The John Lewis adverts have been noted for their departure from traditional festive marketing methodology, eschewing hard selling tactics in favour of creating a tangible emotional connection with customers.

The fact the retailer avoids overzealous promotion has struck a chord with those who feel that the Christmas period has become over-commodified and the values of community and togetherness have been lost. 

This year’s effort, entitled “Man on the Moon”, follows the same formula.

A simple message is delivered in a perfectly judged package of heartstring tugging and nostalgia, while the backdrop of a cover version of a well-known song helps create a sense of familiarity while guarding against any suggestion of bias or ulterior promotional motive.

However, while the reaction to this year’s edition already suggests it will be another unqualified success, there are risks with pursuing such campaigns year after year.

John Lewis’s status as one of the UK’s most ubiquitous and well-known brands means it’s uniquely positioned to spend astronomical funds on what is essentially a brand-building campaign.

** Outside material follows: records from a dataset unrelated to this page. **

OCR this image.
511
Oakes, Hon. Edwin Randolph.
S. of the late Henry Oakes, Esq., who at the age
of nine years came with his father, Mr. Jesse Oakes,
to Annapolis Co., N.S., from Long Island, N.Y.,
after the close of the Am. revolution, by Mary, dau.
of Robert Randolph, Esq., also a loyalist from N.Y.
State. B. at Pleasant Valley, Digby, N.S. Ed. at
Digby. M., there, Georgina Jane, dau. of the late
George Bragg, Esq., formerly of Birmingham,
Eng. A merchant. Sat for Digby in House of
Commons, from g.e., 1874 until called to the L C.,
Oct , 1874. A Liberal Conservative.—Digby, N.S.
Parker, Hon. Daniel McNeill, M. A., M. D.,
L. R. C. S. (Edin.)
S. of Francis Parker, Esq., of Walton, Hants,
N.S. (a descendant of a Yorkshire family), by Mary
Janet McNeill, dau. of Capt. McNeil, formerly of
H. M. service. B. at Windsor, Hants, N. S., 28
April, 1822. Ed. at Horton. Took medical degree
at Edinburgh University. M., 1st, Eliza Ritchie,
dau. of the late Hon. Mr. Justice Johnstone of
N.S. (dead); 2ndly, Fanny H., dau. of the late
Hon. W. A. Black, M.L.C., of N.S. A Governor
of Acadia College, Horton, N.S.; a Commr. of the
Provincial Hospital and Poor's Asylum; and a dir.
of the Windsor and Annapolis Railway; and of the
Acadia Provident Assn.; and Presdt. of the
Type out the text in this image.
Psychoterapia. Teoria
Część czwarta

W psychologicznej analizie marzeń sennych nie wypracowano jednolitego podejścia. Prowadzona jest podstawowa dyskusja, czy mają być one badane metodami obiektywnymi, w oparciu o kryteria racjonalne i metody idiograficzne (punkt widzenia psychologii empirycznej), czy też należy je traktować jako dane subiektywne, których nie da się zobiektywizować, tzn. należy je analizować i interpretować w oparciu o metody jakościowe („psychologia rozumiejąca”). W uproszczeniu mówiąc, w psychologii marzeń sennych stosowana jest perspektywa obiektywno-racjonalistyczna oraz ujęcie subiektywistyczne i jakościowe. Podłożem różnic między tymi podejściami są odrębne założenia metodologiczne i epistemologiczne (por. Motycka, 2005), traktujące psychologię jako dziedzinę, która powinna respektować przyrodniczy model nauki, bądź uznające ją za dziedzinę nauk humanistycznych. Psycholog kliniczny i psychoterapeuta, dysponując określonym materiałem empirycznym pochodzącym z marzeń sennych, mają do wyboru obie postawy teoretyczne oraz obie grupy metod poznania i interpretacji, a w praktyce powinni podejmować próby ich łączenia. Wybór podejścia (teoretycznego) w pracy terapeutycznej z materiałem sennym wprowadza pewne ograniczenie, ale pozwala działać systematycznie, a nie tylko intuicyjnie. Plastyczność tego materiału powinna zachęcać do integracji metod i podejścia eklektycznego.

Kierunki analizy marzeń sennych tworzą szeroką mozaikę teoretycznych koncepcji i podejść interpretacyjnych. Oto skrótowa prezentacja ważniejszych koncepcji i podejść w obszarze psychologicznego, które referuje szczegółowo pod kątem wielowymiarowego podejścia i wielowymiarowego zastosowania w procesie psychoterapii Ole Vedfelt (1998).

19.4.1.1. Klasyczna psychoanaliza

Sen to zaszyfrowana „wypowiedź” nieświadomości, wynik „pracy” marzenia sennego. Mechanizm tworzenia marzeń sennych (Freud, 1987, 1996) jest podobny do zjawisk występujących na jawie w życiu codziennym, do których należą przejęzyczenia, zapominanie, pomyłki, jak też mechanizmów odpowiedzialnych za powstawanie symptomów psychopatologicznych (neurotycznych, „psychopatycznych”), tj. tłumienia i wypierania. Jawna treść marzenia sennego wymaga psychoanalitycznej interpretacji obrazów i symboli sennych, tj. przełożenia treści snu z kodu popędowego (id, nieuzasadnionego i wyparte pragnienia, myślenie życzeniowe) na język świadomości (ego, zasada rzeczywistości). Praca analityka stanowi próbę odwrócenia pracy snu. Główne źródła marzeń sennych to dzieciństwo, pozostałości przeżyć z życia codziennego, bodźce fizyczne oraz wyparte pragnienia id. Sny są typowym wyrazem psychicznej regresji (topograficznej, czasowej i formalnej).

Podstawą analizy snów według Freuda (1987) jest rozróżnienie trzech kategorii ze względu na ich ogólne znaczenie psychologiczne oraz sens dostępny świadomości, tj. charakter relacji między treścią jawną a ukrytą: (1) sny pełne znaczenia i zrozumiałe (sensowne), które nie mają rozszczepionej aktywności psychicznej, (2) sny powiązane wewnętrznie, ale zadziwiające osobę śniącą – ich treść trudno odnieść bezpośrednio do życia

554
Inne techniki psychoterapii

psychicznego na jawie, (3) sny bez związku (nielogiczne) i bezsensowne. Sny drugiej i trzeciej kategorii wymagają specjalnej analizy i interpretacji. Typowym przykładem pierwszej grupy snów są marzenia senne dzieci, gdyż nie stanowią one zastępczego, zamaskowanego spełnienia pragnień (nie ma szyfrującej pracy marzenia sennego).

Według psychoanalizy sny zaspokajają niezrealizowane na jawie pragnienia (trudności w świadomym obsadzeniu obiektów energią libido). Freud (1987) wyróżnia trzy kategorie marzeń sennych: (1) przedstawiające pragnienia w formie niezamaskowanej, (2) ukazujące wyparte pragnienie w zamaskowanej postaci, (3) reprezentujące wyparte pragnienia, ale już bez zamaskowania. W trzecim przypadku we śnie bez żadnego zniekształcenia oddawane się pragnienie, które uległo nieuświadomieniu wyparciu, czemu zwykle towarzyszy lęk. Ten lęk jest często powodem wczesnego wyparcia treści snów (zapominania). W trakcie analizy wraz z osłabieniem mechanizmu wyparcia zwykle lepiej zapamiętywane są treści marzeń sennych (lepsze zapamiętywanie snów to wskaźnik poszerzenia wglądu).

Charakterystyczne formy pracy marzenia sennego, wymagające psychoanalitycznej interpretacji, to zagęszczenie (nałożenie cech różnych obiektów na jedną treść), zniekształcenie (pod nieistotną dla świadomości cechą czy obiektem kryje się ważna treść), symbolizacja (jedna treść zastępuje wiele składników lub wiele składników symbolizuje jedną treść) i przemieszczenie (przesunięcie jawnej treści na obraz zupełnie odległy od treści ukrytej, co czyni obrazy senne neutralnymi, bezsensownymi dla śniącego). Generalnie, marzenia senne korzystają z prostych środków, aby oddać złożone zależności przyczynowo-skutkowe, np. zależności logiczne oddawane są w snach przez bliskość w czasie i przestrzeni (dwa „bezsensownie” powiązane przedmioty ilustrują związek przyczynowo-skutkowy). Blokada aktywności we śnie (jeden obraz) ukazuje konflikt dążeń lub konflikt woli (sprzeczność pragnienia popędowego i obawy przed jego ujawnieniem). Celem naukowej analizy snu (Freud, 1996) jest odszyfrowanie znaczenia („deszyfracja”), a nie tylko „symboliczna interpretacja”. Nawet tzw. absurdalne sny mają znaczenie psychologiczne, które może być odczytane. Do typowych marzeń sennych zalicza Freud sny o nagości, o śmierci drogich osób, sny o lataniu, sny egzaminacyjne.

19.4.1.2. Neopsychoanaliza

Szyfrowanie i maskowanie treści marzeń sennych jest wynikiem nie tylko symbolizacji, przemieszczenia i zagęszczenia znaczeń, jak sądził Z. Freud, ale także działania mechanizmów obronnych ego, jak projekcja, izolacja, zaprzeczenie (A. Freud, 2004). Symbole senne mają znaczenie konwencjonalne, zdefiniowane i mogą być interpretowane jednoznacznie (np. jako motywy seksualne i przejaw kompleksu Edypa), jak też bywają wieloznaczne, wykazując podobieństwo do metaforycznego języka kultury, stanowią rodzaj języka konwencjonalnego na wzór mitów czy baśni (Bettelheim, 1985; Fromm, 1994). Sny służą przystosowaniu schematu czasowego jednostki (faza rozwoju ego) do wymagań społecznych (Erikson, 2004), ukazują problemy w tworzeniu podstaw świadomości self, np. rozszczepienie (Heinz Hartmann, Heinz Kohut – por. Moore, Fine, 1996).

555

The production cost alone of 2012’s ‘The Journey’ ad, shot on location in New Zealand, was an incredible £6m.

Despite increasing sales of the products fleetingly featured in the adverts, the disparity between the cost and direct, measureable ROI is one simply too great for the majority of retailers, and must sting a little even for John Lewis.

Beyond financial considerations, there are potential long-term ramifications which should make any ecommerce brand think twice before attempting to follow John Lewis’s example.

Firstly, while every one of the Christmas adverts produced by the company has so far been perfectly pitched, there are dangers with toying with the emotions of consumers.

The bittersweet note that the John Lewis ads have found so unerringly can easily morph into cynicism and mawkishness if only slightly misjudged.

Sticking too rigidly to the same formula for too long can also result in viewer fatigue and again risk appearing manipulative and disingenuous.

Further issues may arise if the company wishes to move away from the image that its Christmas campaigns have cultivated.

While John Lewis as a brand is extremely unlikely to make any significant changes in terms of business objectives or branding, history is littered with examples of businesses which have been dogged by unwanted associations with an old campaign.

If John Lewis were to decide in future to shift back toward more measurable, sales-focused advertising, they risk accusations of abandoning their principles or “selling out”.

Furthermore, it would retroactively damage the integrity of this year’s advert and those that have come before it, prompting a potential backlash.

John Lewis’s Christmas adverts are true marketing masterpieces, the quality of which every business should aspire to match.

However, by sticking to the winning formula, the company has cultivated a reputation that may prove problematic should one fail to hit the right note or if it attempts to change its marketing strategy in the future.